Et une exégèse de ses messages.
C’était à la fin de l’année 2016, quand Alep était encore sous les bombes et que presque plus aucun journaliste ne restait pour documenter l’agonie de la ville. Le monde entier s’était ému des tweets d’une petite fille du nom de Bana Al-Abed, 7 ans - l’âge de la guerre - qui racontait son quotidien. Des tweets en anglais, souvent simples, agrémentés de photos - d’elle et de sa famille - qui avaient provoqué l’émotion donc - comme quand, après un bombardement, la petite fille avait cessé tout message - mais aussi la suspicion - pourquoi cette petite alépine tweetait-elle anglais ?.
Il y a trois jours, le correspondant du Financial Times a rencontré Bana et sa mère Fatemah à Ankara, dans la capitale turque. Quand on l’assèche des considérations sur le choix du restaurant, ce que mange Bana etc. cette rencontre peut se lire comme une sorte d’explication de texte en acte, une exégèse de que disaient de manière laconique ces messages de 140 caractères qui, s’ils ne changèrent sans doute rien au destin de la ville, eurent au moins le mérite de donner un visage de plus à cette guerre.
Le 24 septembre 2016 “J’ai besoin de paix”, 1er tweet. La petite fille explique à la journaliste “A Alep, je ne pouvais pas être un enfant. Je n’arrivais pas à dormir. Aucun endroit n’était sûr. On lâchait des bombes sur nos têtes. Le matin, l’après-midi, la nuit. Je ne pouvais pas trouver de nourriture : des petits gâteaux, ou de la nourriture normale, comme les enfants normaux. On était tout le temps inquiets - quand une bombe allait nous tomber dessus ? Je voulais aller à l’école, mais mon école avait été bombardée.”
En octobre, une photo d’elle souriant, tenant dans sa main une dent qui vient de tomber. Et le lendemain ces mots : “La petite souris a peur des bombes, elle a quitté son trou. Elle reviendra quand la guerre sera terminée.” Le journaliste, pendant le déjeuner, remarque que d’autres dents sont tombées depuis. Bana les compte en anglais. 7. Et elle sourit.
“Oh mon cher monde, je pleure ce soir. C’est mon amie qui a été tuée par une bombe ce soir. Je n’arrête pas de pleurer.” Le message était accompagné de la photo du visage sans vie d’une petite fille. Aujourd’hui Bana raconte : “J’avais une amie, elle s’appelait Yasmine, et j’avais une autre amie, qui s’appelait Fatma. On avait le même âge et on jouait tout le temps ensemble… Mon amie Yasmine est morte. Mon amie Fatma est toujours vivante, mais on n’arrive pas à la contacter.”
Sa mère, Fatemah, explique comment ça marchait. Elle demandait à Bana comment ça allait, à quoi elle pensait, et elle l’écrivait avec les mots de sa fille. A la fin, ils avaient des panneaux solaires pour recharger leur téléphone et arrivaient de temps en temps à attraper du réseau qui venait du gouvernement d’Alep ou de satellites mis en place par les Turcs ou des ONG. Fatemah parle anglais couramment. Elle avait fait des études de droit avant la guerre.
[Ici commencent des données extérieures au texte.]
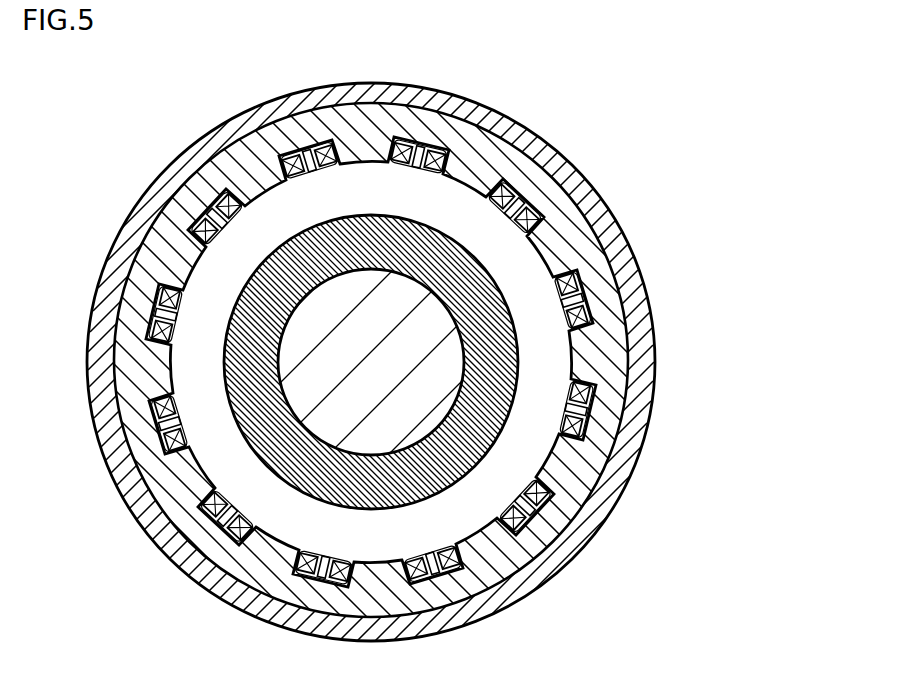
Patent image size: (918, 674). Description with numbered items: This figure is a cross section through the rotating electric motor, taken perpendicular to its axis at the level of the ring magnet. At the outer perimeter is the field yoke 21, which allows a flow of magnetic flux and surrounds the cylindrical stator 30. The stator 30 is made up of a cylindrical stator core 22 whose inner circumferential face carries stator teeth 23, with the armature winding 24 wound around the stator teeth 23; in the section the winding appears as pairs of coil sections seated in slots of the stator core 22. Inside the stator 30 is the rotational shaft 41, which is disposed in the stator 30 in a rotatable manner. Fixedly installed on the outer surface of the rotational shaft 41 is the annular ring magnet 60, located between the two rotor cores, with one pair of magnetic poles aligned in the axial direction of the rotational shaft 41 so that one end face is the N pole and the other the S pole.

“Je m’appelle Bana, j’ai 7 ans… Ce sont mes derniers moments, pour vivre ou mourir”. C’était le 13 décembre, quand les bombardements étaient les plus denses. 3 jours plus tard elle écrivait “S’il vous plaît, sauvez-nous.” Puis quelques semaines plus tard : “Je suis malade maintenant, je n’ai pas de médicaments, pas de maison, pas d’eau potable. Ca me tuera avant qu’une bombe me tue.” Ce sont ces messages qui sont devenus viraux, qui ont attiré l’attention du monde, mais aussi du régime syrien, qui a vu dans ces messages le rappel quotidien des souffrances qu’il infligeait à sa population, d’où les accusations de propagande par des comptes officiels, anonymes et russes, d’où les menaces de mort. Ce sont aussi ces messages qui lui ont permis d’être aujourd’hui en Turquie. Car quand les Turcs ont trouvé Bana et sa famille dans un camp de réfugiés de la province d’Ilbid, ils ont évacué la famille en hélicoptère vers Ankara où la petite fille a été utilisée par Erdogan pour donner un visage touchant à son action en Syrie. Sa mère le sait, elle s’en inquiète, mais leur vie sera peut-être en Turquie, et ce qu’elle veut, c’est une vie normale - sans le bruit des bombes qui hantent les nuits de sa fille. Rien de plus. Sans doute se raccroche-t-elle aux raisons simples qui ont présidé à ces tweets, et qui peuvent se résumer à cette injonction qu’un outil comme celui-ci peut faire au monde : “Regarde, c’est ma fenêtre, et regarde ce que je vois : je vois des bombes.”